Minneapolis Fed Appoints Kocherlakota as President
The Federal Reserve Bank of Minneapolis named Narayana Kocherlakota, an economics professor at the University of Minnesota with expertise in finance and banking, to replace former chief Gary Stern.
Kocherlakota, 45, takes office on Oct. 8 and is a consultant to the Minneapolis Fed, bank spokeswoman Patti Lorenzen said today. He is a former chair of the university’s economics department who has researched the effects of excessive risk-taking on asset prices, and was an economist at the Minneapolis Fed from 1996 to 1998.
Kocherlakota joins the central bank as policy makers seek to strengthen a recovery from the deepest U.S. recession since the Great Depression, and from a crisis that led to $1.62 trillion of bank writedowns and losses worldwide. Under Stern, the Minneapolis Fed had warned about the risks posed by financial institutions deemed “too big to fail.”
“Continuing the research and policy developments on the implications of ‘Too Big to Fail,’ and how we avoid the type of financial crisis that we just faced, is clearly going to be an important role” for Kocherlakota, Minneapolis Fed Research Director Art Rolnick said in a telephone interview.
Comparison With Stern
The question of whether the new president sides with Stern’s view that the Fed should do more to prevent asset bubbles is an “open” one, Rolnick said.
Kocherlakota earned his doctorate in economics from the University of Chicago in 1987 on the topic of pricing financial assets, and he entered Princeton University as an undergraduate at age 15, according to the bank. He’s published more than 30 articles, including a 1998 paper in the Journal of Monetary Economics called “The Effects of Moral Hazard on Asset Prices When Financial Markets Are Complete.”

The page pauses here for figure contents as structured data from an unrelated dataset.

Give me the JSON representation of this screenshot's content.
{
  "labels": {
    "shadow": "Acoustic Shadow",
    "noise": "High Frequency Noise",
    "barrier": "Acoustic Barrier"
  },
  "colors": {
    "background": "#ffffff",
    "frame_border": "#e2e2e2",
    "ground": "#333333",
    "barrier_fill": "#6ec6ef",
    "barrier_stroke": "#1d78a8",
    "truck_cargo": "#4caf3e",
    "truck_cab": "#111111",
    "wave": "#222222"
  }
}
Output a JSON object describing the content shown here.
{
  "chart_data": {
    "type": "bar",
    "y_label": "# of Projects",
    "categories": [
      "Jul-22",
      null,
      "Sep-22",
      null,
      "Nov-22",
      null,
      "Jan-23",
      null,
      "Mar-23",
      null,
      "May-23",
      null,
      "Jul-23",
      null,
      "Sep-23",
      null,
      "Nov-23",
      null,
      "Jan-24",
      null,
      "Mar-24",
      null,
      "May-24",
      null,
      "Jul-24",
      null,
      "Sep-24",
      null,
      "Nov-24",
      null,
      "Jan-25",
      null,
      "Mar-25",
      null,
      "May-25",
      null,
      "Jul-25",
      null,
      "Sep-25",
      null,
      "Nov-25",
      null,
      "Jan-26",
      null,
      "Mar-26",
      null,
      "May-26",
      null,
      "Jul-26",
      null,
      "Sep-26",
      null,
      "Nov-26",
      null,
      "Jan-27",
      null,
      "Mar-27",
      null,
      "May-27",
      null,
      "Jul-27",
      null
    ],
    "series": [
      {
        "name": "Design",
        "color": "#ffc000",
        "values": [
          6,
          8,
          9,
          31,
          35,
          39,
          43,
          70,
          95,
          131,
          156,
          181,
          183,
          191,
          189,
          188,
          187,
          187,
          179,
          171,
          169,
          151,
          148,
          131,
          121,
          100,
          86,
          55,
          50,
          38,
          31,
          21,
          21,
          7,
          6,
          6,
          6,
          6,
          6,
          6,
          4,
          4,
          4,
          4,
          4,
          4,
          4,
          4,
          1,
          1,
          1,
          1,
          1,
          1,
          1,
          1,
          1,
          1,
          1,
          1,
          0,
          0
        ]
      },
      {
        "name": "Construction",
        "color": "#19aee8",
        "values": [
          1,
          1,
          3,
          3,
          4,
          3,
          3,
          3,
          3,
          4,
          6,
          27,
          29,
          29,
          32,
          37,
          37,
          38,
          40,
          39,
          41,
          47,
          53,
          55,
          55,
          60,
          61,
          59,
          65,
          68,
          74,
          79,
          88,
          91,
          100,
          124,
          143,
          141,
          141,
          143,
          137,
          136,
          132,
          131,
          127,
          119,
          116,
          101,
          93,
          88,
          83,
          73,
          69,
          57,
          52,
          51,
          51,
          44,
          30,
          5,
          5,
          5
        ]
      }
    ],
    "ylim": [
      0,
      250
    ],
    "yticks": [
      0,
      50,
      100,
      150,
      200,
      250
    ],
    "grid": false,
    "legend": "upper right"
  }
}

“He is a surprise choice given his primary background is from the academic world,” said Sung Won Sohn, former chief economist for Wells Fargo & Co. who spent 31 years in Minneapolis. “Given his academic and Federal Reserve experience, he should be able to make a significant contribution.”
The new regional bank chief has taught at Stanford University, the University of Iowa and Northwestern University, according to a resume posted on the University of Minnesota’s Web site.
District Banks
The Fed has 12 district banks across the U.S. that supervise lenders and gather information on their regional economies. The presidents of four of the banks sit on the interest-rate setting Open Market Committee on a rotating basis, while the New York Fed chief has a permanent slot. Kocherlakota won’t vote on interest rates until 2011.
President Barack Obama’s plan to revamp U.S. bank regulation doesn’t fix the problem of institutions deemed “too big to fail,” leaving the financial system vulnerable to “serious instability,” Stern said in his last speech on July 9.
Stern left the bank on Aug. 31 and was replaced on an interim basis by James Lyon, the bank’s chief operating officer.